In modern browsers, we can rely on window.performance.now() for a highly accurate (10 us) timestamp. In older browsers, we’ll have to make do with ms resolution from Date(). Either way, we’ll be altering our desired interval with this number in our next call for the setTimeout, in order to try and keep the callbacks happening as regularly as possible, accounting for delays.
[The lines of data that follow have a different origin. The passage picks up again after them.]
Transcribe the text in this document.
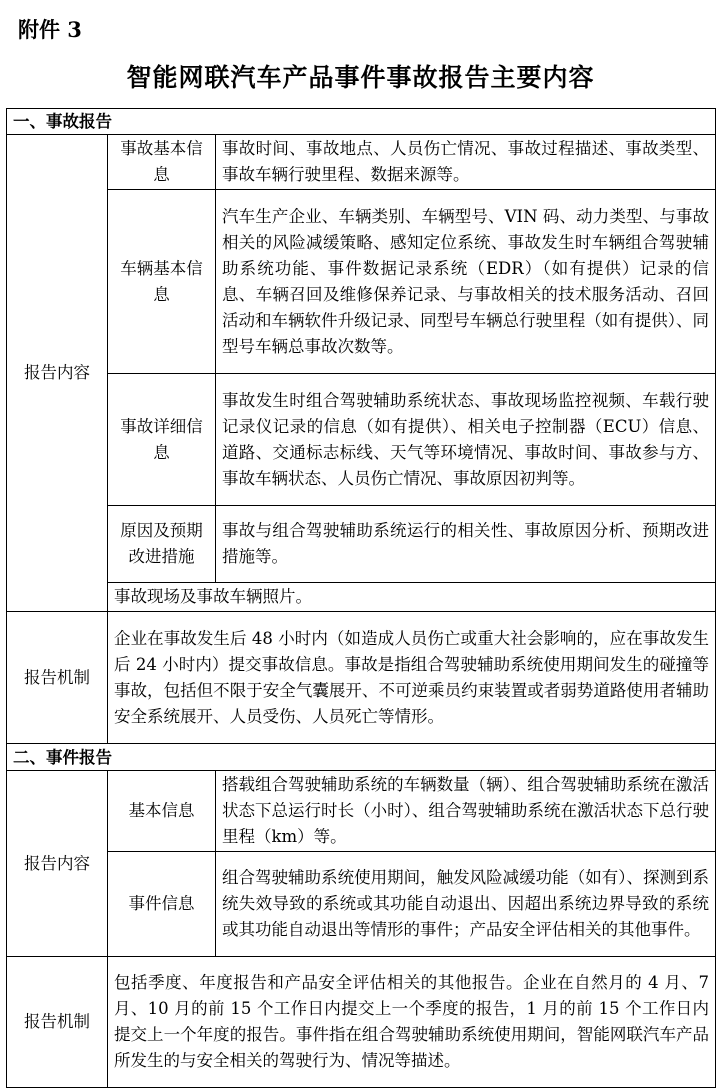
附件 3
智能网联汽车产品事件事故报告主要内容
一、事故报告		
报告内容	事故基本信息	事故时间、事故地点、人员伤亡情况、事故过程描述、事故类型、事故车辆行驶里程、数据来源等。
	车辆基本信息	汽车生产企业、车辆类别、车辆型号、VIN 码、动力类型、与事故相关的风险减缓策略、感知定位系统、事故发生时车辆组合驾驶辅助系统功能、事件数据记录系统（EDR）（如有提供）记录的信息、车辆召回及维修保养记录、与事故相关的技术服务活动、召回活动和车辆软件升级记录、同型号车辆总行驶里程（如有提供）、同型号车辆总事故次数等。
	事故详细信息	事故发生时组合驾驶辅助系统状态、事故现场监控视频、车载行驶记录仪记录的信息（如有提供）、相关电子控制器（ECU）信息、道路、交通标志标线、天气等环境情况、事故时间、事故参与方、事故车辆状态、人员伤亡情况、事故原因初判等。
	原因及预期改进措施	事故与组合驾驶辅助系统运行的相关性、事故原因分析、预期改进措施等。
	事故现场及事故车辆照片。	
报告机制	企业在事故发生后 48 小时内（如造成人员伤亡或重大社会影响的，应在事故发生后 24 小时内）提交事故信息。事故是指组合驾驶辅助系统使用期间发生的碰撞等事故，包括但不限于安全气囊展开、不可逆乘员约束装置或者弱势道路使用者辅助安全系统展开、人员受伤、人员死亡等情形。	
二、事件报告		
报告内容	基本信息	搭载组合驾驶辅助系统的车辆数量（辆）、组合驾驶辅助系统在激活状态下总运行时长（小时）、组合驾驶辅助系统在激活状态下总行驶里程（km）等。
	事件信息	组合驾驶辅助系统使用期间，触发风险减缓功能（如有）、探测到系统失效导致的系统或其功能自动退出、因超出系统边界导致的系统或其功能自动退出等情形的事件；产品安全评估相关的其他事件。
报告机制	包括季度、年度报告和产品安全评估相关的其他报告。企业在自然月的 4 月、7 月、10 月的前 15 个工作日内提交上一个季度的报告，1 月的前 15 个工作日内提交上一个年度的报告。事件指在组合驾驶辅助系统使用期间，智能网联汽车产品所发生的与安全相关的驾驶行为、情况等描述。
This is still subject to variation, and very short intervals likely won’t be long enough to allow for us to account for said variation, but the result should still be more accurate than a simple setTimeout/setInterval call, in a way that offers a similar api to the standard setInterval call.

(function(window){
    window.performance = window.performance || {};
    performance.now = performance.now || function(){
        return +new Date();
    };
    function AccurateInterval(options){
        this.startTime = 0;
        this.elapsed = 0;
        this.timeout = 0;
        this.interval = options.interval || 100;
        this.callback = options.callback;
        if (typeof this.callback !== 'function') throw 'You must specify a callback function.';
        return this;
    }
    AccurateInterval.prototype.start = function(){
        this.startTime = performance.now();
        this.timeout = window.setTimeout(this.tick.bind(this), this.interval);
        return this;
    };
    AccurateInterval.prototype.tick = function(){
        this.elapsed += this.interval;
        var missedTicks = 0,
            nextInterval = this.interval - ((performance.now() - this.startTime) - this.elapsed);
        if (nextInterval <= 0) {
            missedTicks = (Math.abs(nextInterval) / this.interval) | 0;
            this.elapsed += missedTicks * this.interval;
            this.tick();
            return;
        }
        this.callback();
        this.timeout = window.setTimeout(this.tick.bind(this), nextInterval);
    };
    AccurateInterval.prototype.stop = function(){
        window.clearTimeout(this.timeout);
        return this;
    };
    window.setAccurateInterval = function(callback, interval){
        return new AccurateInterval({callback:callback, interval:interval}).start();
    };
    window.clearAccurateInterval = function(acc){
        acc.stop();
    };
})(window);

Hopefully, one or more of the above offers you a quick solution so you can get back to the real problem you were supposed to be solving… and if not, at least offer you some solace as you struggle – we’ve all hit a few little hurdles along the way.